How to show $f(x)=(1+\ln(x))^2-2x$ has an unique zero analytically

Question

For the study of this function, I have to calculate the zeros of $f:\Bbb R_{>0}\to \Bbb R$ with $$f(x)=(1+\ln(x))^2-2x.$$ I was able to prove that it has a unique zero (and in fact it is in the interval $(0;e^{-1})$), that was found numerically. But I can not solve it analytically. Any ideas?

Answer 1

It can be shown using fairly elementary arguments: Consider the first derivative

$$ f'(x) = \frac{2 (1 + \log(x))}{x} - 2$$

and the second derivative

$$f''(x) = -\frac{2 \log(x)}{x^2}.$$

The second derivative has a zero at $x=1$. To the left side, on the interval $(0,1)$ the second derivative is positive as $\log(x) <0$. On the right side in the interval $(1,\infty)$ it is negative, as $\log(x)>0$.

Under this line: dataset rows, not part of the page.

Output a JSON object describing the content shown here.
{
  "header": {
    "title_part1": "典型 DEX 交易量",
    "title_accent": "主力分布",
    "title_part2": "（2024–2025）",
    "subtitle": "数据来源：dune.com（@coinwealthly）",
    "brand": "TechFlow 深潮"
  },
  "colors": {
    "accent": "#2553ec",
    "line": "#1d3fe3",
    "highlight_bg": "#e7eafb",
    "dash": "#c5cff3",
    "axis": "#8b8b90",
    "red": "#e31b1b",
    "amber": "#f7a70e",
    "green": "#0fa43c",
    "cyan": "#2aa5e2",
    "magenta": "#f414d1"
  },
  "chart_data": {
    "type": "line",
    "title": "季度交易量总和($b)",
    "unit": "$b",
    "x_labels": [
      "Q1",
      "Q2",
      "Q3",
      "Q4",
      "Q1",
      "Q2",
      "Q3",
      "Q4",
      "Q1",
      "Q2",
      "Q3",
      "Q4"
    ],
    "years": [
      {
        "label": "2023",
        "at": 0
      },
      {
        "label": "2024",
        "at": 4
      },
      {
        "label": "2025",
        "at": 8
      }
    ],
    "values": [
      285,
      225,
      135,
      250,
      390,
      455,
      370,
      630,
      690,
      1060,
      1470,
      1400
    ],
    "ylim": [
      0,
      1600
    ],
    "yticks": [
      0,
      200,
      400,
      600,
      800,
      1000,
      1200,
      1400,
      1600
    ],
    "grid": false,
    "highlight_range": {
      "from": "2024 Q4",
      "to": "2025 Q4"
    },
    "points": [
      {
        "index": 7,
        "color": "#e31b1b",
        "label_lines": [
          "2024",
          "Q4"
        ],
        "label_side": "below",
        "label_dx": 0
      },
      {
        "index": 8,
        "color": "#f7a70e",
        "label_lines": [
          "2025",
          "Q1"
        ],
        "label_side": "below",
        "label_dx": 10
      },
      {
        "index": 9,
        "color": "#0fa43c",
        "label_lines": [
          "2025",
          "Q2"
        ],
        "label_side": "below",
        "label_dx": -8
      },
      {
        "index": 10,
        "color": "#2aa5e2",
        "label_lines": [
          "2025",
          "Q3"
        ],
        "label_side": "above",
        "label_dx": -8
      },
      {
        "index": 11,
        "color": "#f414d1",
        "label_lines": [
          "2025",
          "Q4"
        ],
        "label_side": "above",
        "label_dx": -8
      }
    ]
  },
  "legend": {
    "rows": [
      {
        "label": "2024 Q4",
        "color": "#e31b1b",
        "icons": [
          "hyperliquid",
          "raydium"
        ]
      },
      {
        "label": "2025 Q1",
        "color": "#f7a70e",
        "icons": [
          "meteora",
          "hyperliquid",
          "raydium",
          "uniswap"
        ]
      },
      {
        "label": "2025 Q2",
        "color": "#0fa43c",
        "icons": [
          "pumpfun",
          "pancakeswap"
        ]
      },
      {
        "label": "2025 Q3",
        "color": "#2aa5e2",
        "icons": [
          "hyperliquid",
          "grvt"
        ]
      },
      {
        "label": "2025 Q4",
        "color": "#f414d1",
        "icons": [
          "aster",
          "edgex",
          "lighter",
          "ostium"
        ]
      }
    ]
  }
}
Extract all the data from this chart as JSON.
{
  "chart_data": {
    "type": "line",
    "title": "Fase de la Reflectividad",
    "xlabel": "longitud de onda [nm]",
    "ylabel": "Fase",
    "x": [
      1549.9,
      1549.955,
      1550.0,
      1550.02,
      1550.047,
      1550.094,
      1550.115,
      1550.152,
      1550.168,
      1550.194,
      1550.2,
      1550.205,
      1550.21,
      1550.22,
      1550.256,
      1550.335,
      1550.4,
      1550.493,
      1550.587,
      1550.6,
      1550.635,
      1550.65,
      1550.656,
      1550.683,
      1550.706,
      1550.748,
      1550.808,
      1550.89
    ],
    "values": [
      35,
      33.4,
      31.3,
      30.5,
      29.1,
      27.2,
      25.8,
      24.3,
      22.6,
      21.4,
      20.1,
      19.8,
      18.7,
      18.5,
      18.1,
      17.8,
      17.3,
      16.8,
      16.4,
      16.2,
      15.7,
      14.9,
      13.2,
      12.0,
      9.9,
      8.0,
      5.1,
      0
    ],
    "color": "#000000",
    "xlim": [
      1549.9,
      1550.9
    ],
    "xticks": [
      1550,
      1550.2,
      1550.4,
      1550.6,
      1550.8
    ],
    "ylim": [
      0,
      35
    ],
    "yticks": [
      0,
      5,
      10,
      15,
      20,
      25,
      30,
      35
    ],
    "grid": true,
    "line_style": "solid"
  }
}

This means the first derivative is monontonically increasing in $(0,1)$ and monotonically decreasing in $(1,\infty)$, and it is zero at $x=0$. So we can conclude

$$f'(x) < 0$$

for all $x\neq 0$, and $f'(x) = 0$ for $x=0$. This means $f$ is strictly monotonically decreasing almost everywhere ($x \neq 0$). This implies that there can be at most one zero.